Para além da discriminação em si, parte da denúncia do relatório está relacionada ao próprio ambiente em que as discriminações ocorrem, avalia Marcelo Carvalho, criador e diretor do Observatório da Discriminação Racial no Futebol.
– O espaço da internet dá a sensação de impunidade para as pessoas, de que elas estão como se fosse em uma multidão, e que não vão ser identificadas e nem descobertas - afirma Carvalho ao Superesportes.
Segundo o relatório, 290 mil comentários ofensivos contra atletas foram ocultados automaticamente ao longo do Mundial no Catar.
— Os números e descobertas desse relatório não são nenhuma surpresa, mas são imensamente preocupantes. Representam um forte alerta para todos os envolvidos no nosso jogo, e devem levar ao estabelecimento de medidas preventivas e soluções para os jogadores que vêm progressivamente sofrendo essas ofensas - afirmou David Aganzo, presidente da FIFPro.
Dos responsáveis pelos comentários ofensivos, discriminatórios ou em tom de ameaça, 306 foram identificados, segundo o relatório. Estas informações serão compartilhadas com as autoridades da lei e associações pertinentes a fim de se assegurar “ações no mundo real” contra os responsáveis pelas ofensas, completa a entidade.
Redes sociais ajudam pouco
O diretor do Observatório observa outro atraso nas resoluções aos crimes de ódios cometidos no ambiente da internet: a inércia das empresas que administram as redes sociais.
– As detentoras das redes sociais Instagram e do Facebook – a Meta – e o Twitter acabam não identificando esses perfis. Não trabalham para identificar porque um perfil pode ganhar visibilidade através do ódio. Temos visto isso no Brasil: tu faz uma fala preconceituosa, um discurso de ódio, e acaba ganhando seguidores. Por isso a rede social se transformou infelizmente em um lugar propício a todos esses tipos de violência - critica Marcelo Carvalho.
Segundo os responsáveis pelo estudo, as plataformas têm lidado melhor com alguns incidentes, “mas ainda há uma abordagem altamente esporádica para lidar e remover o conteúdo relatado”. As redes sociais avaliadas pelo relatório, vale citar, foram o Instagram (43%), o Twitter (26%), o Facebook (24%), o Tiktok (6%) e o YouTube (1%).
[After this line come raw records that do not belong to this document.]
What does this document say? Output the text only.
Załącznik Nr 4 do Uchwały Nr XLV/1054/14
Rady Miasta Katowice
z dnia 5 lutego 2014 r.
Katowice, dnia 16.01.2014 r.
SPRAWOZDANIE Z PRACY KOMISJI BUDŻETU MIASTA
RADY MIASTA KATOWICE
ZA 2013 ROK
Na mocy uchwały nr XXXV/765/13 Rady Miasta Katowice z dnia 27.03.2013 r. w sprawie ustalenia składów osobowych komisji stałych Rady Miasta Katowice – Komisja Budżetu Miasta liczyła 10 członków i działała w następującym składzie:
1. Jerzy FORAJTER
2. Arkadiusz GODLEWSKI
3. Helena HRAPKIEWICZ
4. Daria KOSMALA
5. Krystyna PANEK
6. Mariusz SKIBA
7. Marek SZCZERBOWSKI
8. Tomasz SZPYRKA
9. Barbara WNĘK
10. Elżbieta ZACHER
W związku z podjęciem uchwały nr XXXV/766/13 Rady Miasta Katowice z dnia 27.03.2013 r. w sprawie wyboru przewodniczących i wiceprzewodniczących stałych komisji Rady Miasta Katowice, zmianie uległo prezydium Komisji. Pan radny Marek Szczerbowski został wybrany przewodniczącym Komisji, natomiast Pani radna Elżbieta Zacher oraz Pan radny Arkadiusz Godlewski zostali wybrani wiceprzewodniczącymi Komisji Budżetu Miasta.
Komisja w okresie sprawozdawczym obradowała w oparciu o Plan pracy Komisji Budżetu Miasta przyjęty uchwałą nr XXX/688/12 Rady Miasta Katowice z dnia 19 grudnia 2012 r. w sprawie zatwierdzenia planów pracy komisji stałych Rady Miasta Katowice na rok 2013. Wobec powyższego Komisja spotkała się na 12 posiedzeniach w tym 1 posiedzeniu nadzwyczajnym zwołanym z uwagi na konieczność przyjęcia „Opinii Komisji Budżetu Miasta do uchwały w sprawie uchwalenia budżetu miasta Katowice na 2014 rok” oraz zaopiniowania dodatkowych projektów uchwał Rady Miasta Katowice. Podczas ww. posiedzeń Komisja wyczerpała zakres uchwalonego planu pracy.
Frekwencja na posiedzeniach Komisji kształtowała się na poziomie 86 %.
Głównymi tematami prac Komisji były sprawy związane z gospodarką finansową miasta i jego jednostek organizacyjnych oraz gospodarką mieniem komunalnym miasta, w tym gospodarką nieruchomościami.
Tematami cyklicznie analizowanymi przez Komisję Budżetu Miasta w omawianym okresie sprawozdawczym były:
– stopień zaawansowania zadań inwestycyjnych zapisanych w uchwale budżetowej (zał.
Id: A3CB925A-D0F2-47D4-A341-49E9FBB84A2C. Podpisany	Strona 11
Como exemplo de bom trabalho, Carvalho cita a posição da federação inglesa de futebol e da Premier League perante os ataques a atletas da Inglaterra na Eurocopa de 2024.
As entidades se uniram para identificar perfis com casos de discriminação, pressionar e informar as plataformas responsáveis pelas redes sociais, lembra ele.
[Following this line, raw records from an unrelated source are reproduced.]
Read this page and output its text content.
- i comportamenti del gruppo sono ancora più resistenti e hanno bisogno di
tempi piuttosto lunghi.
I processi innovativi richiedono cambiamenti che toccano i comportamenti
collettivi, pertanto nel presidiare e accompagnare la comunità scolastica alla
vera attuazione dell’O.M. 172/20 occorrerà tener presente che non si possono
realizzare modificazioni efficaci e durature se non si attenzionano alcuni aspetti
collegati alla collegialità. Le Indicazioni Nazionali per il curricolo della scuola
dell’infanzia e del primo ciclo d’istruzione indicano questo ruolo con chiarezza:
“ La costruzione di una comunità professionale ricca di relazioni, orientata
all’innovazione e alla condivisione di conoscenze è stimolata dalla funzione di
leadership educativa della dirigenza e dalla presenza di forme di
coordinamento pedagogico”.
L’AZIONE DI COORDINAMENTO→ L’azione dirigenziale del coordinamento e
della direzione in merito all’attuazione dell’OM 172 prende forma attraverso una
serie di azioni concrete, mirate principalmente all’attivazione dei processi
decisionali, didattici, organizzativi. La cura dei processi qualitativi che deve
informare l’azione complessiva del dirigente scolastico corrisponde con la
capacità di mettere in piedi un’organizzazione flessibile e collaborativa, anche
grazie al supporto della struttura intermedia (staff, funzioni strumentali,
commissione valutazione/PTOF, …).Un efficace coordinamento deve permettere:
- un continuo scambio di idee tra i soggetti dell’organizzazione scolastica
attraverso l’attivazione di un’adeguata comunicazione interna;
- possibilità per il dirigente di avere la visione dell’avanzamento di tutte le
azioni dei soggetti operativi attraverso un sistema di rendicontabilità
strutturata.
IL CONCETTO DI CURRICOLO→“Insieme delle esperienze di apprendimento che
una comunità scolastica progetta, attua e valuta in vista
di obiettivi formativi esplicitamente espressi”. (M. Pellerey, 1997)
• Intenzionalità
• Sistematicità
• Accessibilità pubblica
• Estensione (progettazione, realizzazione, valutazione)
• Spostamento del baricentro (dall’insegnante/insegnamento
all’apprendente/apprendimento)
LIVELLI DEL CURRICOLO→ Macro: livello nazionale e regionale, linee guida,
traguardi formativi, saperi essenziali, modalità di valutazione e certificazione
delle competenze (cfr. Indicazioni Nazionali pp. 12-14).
– No Brasil, por exemplo, de tudo que a gente vê de fala de combate ao racismo no futebol, no esporte, nunca se viu nada direcionado às redes sociais. Falta esse olhar também quando a gente fala em combater o racismo, não é só o xingamento dentro de campo, porque a gente já viu que o racismo está em outros espaços, como a internet - comenta.
No relatório publicado no domingo, o presidente da Fifa, Gianni Infantino, engrossou o coro em relação às redes sociais sobre o papel das plataformas no combate às publicações de ódio.
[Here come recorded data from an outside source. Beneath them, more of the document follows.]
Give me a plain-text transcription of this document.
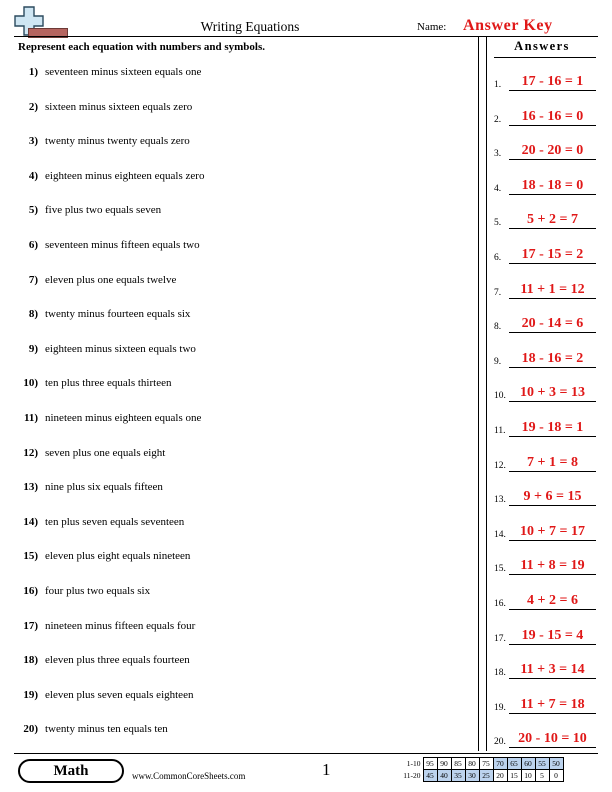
Writing Equations	Name: Answer Key
Represent each equation with numbers and symbols.	Answers
1) seventeen minus sixteen equals one
2) sixteen minus sixteen equals zero
3) twenty minus twenty equals zero
4) eighteen minus eighteen equals zero
5) five plus two equals seven
6) seventeen minus fifteen equals two
7) eleven plus one equals twelve
8) twenty minus fourteen equals six
9) eighteen minus sixteen equals two
10) ten plus three equals thirteen
11) nineteen minus eighteen equals one
12) seven plus one equals eight
13) nine plus six equals fifteen
14) ten plus seven equals seventeen
15) eleven plus eight equals nineteen
16) four plus two equals six
17) nineteen minus fifteen equals four
18) eleven plus three equals fourteen
19) eleven plus seven equals eighteen
20) twenty minus ten equals ten
1.	17 - 16 = 1
2.	16 - 16 = 0
3.	20 - 20 = 0
4.	18 - 18 = 0
5.	5 + 2 = 7
6.	17 - 15 = 2
7.	11 + 1 = 12
8.	20 - 14 = 6
9.	18 - 16 = 2
10.	10 + 3 = 13
11.	19 - 18 = 1
12.	7 + 1 = 8
13.	9 + 6 = 15
14.	10 + 7 = 17
15.	11 + 8 = 19
16.	4 + 2 = 6
17.	19 - 15 = 4
18.	11 + 3 = 14
19.	11 + 7 = 18
20. 20 - 10 = 10
Math	www.CommonCoreSheets.com	1	1-10	95	90	85	80	75	70	65	60	55	50
11-20	45	40	35	30	25	20	15	10	5	0
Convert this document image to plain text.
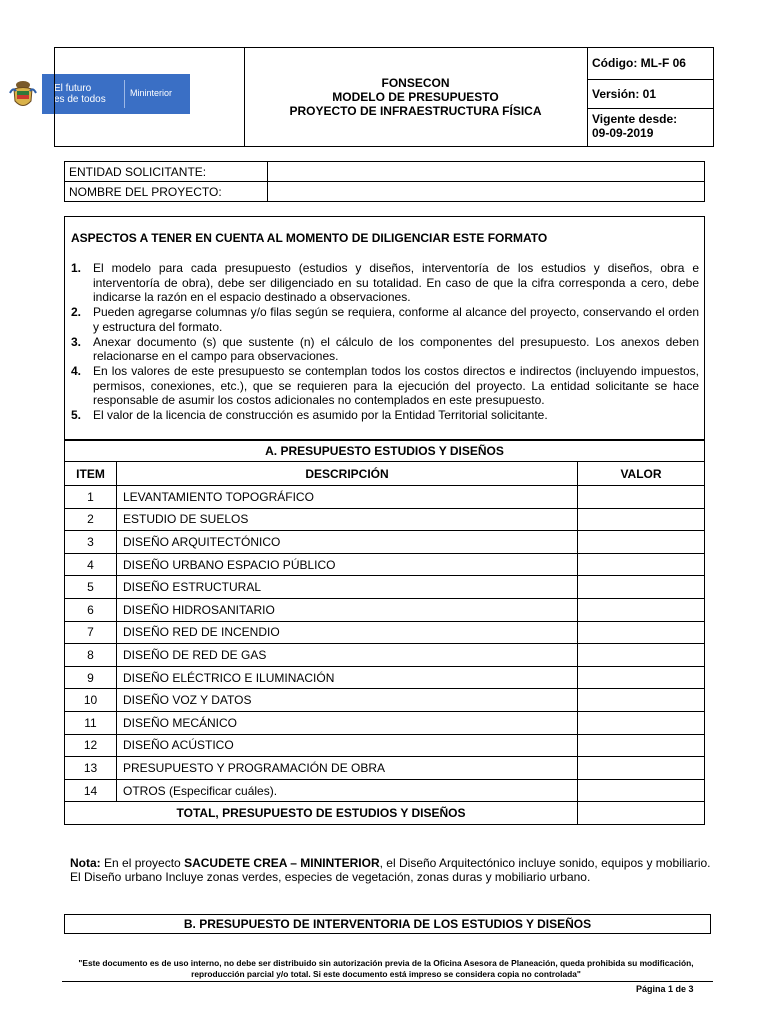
El futuro
es de todos
Mininterior
FONSECON
MODELO DE PRESUPUESTO
PROYECTO DE INFRAESTRUCTURA FÍSICA
Código: ML-F 06
Versión: 01
Vigente desde:
09-09-2019
ENTIDAD SOLICITANTE:	
NOMBRE DEL PROYECTO:	
ASPECTOS A TENER EN CUENTA AL MOMENTO DE DILIGENCIAR ESTE FORMATO
1. El modelo para cada presupuesto (estudios y diseños, interventoría de los estudios y diseños, obra e interventoría de obra), debe ser diligenciado en su totalidad. En caso de que la cifra corresponda a cero, debe indicarse la razón en el espacio destinado a observaciones.
2. Pueden agregarse columnas y/o filas según se requiera, conforme al alcance del proyecto, conservando el orden y estructura del formato.
3. Anexar documento (s) que sustente (n) el cálculo de los componentes del presupuesto. Los anexos deben relacionarse en el campo para observaciones.
4. En los valores de este presupuesto se contemplan todos los costos directos e indirectos (incluyendo impuestos, permisos, conexiones, etc.), que se requieren para la ejecución del proyecto. La entidad solicitante se hace responsable de asumir los costos adicionales no contemplados en este presupuesto.
5. El valor de la licencia de construcción es asumido por la Entidad Territorial solicitante.
A. PRESUPUESTO ESTUDIOS Y DISEÑOS		
ITEM	DESCRIPCIÓN	VALOR
1	LEVANTAMIENTO TOPOGRÁFICO	
2	ESTUDIO DE SUELOS	
3	DISEÑO ARQUITECTÓNICO	
4	DISEÑO URBANO ESPACIO PÚBLICO	
5	DISEÑO ESTRUCTURAL	
6	DISEÑO HIDROSANITARIO	
7	DISEÑO RED DE INCENDIO	
8	DISEÑO DE RED DE GAS	
9	DISEÑO ELÉCTRICO E ILUMINACIÓN	
10	DISEÑO VOZ Y DATOS	
11	DISEÑO MECÁNICO	
12	DISEÑO ACÚSTICO	
13	PRESUPUESTO Y PROGRAMACIÓN DE OBRA	
14	OTROS (Especificar cuáles).	
TOTAL, PRESUPUESTO DE ESTUDIOS Y DISEÑOS		
Nota: En el proyecto SACUDETE CREA – MININTERIOR, el Diseño Arquitectónico incluye sonido, equipos y mobiliario.
El Diseño urbano Incluye zonas verdes, especies de vegetación, zonas duras y mobiliario urbano.
B. PRESUPUESTO DE INTERVENTORIA DE LOS ESTUDIOS Y DISEÑOS
"Este documento es de uso interno, no debe ser distribuido sin autorización previa de la Oficina Asesora de Planeación, queda prohibida su modificación, reproducción parcial y/o total. Si este documento está impreso se considera copia no controlada"
Página 1 de 3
— Esperamos que as plataformas das redes sociais aceitem sua responsabilidade e nos apoiem na luta contra todas as formas de discriminação. Nossa posição é clara: nós dizemos não à discriminação - atestou Infantino.
Formas de discriminação identificadas
Abuso em geral - 26,24%
Posts abusivos de cunho sexual - 17.09%
Sexismo - 13,47%
Homofobia - 12,16%
Racismo - 10,70%
Violência - 5,62%
Capacitismo - 2,07%
Islamofobia - 1,94%
Copa do Mundo feminina terá o mesmo sistema
A Fifa informou, ainda, que a Copa do Mundo feminina de 2023 terá o mesmo sistema para identificar os responsáveis pelos comentários ofensivos.
O Mundial ocorrerá de 20 de julho a 20 de agosto, na Austrália e na Nova Zelândia.
De acordo com a entidade, várias seleções participantes já concordaram em implementar o modelo de moderação deste serviço para limitar os abusos online imediata e automaticamente.